To determine which equation can be used to find the value of \( x \), we need to understand the relationship between angles 1 and 2.
If angle 1 and angle 2 are supplementary (which means they add up to 180 degrees), the correct equation would be:
\[ 2x + (2x + 7) = 180 \]
If they are complementary (which means they add up to 90 degrees), it would be:
\[ 2x + (2x + 7) = 90 \]
If one angle is equal to the other, we would write:
\[ 2x = 2x + 7 \] (though this doesn't apply to finding \( x \) as it leads to a contradiction).

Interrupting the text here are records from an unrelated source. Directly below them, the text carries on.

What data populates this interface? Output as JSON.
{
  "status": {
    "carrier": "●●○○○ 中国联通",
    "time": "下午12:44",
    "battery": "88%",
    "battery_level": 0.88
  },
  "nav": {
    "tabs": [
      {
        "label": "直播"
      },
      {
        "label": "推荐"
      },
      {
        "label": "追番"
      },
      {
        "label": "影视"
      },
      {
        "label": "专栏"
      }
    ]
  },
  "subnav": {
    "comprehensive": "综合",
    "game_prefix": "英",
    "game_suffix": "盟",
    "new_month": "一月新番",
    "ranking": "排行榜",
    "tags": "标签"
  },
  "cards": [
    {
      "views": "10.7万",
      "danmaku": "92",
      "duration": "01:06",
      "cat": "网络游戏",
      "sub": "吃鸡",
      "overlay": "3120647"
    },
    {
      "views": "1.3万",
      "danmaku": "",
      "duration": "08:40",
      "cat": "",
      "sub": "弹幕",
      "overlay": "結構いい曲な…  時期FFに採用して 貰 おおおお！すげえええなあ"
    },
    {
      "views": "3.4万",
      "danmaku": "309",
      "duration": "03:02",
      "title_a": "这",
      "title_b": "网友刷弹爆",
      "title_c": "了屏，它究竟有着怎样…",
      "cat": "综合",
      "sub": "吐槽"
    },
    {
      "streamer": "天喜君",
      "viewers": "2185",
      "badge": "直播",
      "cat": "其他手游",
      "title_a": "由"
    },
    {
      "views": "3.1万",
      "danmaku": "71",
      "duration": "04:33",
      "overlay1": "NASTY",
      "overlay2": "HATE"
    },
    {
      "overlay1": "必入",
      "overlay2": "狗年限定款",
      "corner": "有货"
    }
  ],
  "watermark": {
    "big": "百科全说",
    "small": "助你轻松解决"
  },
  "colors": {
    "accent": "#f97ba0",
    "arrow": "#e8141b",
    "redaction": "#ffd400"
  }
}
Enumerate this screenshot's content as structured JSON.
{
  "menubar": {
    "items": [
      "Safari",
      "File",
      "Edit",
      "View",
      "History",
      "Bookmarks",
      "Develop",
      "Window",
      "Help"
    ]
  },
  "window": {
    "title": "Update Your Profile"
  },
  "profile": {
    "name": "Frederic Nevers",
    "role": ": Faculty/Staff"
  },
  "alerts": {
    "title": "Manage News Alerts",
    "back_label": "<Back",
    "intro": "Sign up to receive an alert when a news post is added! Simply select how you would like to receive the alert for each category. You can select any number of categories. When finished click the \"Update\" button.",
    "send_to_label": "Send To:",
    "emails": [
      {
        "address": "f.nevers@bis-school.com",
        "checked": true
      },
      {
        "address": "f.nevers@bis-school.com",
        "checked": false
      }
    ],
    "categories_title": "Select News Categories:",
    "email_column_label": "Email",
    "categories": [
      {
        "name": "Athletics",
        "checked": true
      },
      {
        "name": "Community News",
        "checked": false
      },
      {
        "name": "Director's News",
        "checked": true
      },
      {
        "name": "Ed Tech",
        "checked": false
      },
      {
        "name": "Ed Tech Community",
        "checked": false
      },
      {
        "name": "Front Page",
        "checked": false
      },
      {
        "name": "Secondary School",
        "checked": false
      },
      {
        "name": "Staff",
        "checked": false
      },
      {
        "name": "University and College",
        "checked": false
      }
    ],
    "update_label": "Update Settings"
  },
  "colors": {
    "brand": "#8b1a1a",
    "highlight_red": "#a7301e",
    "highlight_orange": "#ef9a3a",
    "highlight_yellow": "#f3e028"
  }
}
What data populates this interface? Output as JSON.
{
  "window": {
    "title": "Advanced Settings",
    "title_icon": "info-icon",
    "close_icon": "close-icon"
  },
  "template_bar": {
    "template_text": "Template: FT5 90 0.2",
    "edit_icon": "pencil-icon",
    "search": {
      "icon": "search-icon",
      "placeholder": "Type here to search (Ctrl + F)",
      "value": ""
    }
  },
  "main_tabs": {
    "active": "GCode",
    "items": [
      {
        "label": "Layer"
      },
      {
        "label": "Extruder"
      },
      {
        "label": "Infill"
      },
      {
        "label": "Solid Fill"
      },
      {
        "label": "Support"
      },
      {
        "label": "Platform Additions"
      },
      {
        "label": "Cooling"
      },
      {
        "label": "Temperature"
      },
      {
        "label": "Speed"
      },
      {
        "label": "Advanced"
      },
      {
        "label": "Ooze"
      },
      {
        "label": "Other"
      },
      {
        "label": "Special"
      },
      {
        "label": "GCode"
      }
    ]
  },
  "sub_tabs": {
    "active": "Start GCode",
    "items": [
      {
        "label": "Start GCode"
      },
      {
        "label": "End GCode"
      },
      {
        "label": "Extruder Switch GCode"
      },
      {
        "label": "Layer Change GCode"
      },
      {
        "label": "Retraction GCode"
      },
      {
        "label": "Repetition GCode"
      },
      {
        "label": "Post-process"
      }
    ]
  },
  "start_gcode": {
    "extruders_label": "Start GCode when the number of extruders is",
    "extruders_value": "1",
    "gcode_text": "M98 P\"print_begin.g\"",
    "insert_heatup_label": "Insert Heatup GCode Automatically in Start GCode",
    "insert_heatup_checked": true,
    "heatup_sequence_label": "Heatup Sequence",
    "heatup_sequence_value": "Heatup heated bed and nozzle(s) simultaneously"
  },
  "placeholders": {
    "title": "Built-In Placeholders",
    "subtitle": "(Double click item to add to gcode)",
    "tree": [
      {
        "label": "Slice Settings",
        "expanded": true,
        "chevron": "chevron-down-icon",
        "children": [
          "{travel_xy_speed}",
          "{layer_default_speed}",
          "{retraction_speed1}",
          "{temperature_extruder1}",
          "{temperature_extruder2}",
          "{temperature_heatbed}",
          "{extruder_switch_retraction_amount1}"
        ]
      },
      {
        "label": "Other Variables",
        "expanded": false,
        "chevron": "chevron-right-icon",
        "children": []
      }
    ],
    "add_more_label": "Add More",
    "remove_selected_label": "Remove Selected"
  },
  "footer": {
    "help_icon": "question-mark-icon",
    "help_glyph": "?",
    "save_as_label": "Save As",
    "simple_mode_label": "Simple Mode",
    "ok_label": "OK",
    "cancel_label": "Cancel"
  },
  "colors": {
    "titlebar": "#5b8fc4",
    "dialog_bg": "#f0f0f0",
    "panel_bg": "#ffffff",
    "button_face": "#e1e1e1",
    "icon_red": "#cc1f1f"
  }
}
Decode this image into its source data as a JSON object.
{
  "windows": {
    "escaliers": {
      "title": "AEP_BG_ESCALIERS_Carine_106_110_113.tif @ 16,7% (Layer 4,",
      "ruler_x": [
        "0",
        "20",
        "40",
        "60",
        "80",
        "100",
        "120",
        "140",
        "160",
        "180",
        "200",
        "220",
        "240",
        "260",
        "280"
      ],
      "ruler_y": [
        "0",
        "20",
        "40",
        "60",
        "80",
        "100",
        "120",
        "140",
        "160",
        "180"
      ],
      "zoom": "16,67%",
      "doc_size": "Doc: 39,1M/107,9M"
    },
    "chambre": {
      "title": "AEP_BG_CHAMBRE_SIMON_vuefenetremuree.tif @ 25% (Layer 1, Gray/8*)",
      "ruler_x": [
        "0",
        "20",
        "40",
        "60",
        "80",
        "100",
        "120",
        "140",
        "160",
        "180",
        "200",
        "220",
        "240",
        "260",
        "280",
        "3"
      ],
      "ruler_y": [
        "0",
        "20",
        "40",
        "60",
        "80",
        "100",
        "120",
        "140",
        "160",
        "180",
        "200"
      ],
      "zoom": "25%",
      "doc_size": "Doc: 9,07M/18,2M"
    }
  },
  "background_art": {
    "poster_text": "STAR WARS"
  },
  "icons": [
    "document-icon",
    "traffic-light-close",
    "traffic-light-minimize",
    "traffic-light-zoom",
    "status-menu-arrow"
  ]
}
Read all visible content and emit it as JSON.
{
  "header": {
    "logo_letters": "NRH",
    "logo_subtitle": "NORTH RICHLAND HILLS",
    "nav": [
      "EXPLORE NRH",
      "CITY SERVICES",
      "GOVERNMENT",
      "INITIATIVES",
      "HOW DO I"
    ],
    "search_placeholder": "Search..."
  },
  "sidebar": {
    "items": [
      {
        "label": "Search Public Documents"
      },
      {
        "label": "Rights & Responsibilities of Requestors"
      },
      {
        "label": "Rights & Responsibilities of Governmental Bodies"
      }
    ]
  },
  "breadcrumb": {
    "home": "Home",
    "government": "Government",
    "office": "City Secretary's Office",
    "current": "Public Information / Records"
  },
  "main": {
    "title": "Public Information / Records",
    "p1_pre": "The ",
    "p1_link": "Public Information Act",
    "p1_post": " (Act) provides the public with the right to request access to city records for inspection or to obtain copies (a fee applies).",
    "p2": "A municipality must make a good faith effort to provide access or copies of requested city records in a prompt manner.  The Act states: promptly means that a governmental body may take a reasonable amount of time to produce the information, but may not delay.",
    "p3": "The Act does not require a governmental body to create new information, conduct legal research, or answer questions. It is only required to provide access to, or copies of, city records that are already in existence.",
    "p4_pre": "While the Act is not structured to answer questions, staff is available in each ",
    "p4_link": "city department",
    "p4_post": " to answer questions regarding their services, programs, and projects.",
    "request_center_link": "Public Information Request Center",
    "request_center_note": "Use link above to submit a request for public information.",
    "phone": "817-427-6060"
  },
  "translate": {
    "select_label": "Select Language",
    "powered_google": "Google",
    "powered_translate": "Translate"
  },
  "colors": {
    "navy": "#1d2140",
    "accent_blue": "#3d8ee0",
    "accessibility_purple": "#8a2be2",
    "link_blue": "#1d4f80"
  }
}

None of the provided options directly state the appropriate context for \( angle 1 \) and \( angle 2 \). However, assuming they are supplementary (since one of the common contexts in angle problems), the correct choice would be:
\[ 2x + (2x + 7) = 180 \]
But as per the provided options, since this exact equation is not listed, from the options given, the most appropriate based on a common scenario (such as possibly combining into a single angle total) is:
2x + (2x + 7) = 135.
If the angles measure up to 135° in a particular scenario (not commonly seen, but theoretically possible as per this problem's structure).
In conclusion, if you expect they combine to form an angle, select 2x + (2x + 7) = 135. If supplementary, you'd expect 180. But for the listed options, choose the 135 one given.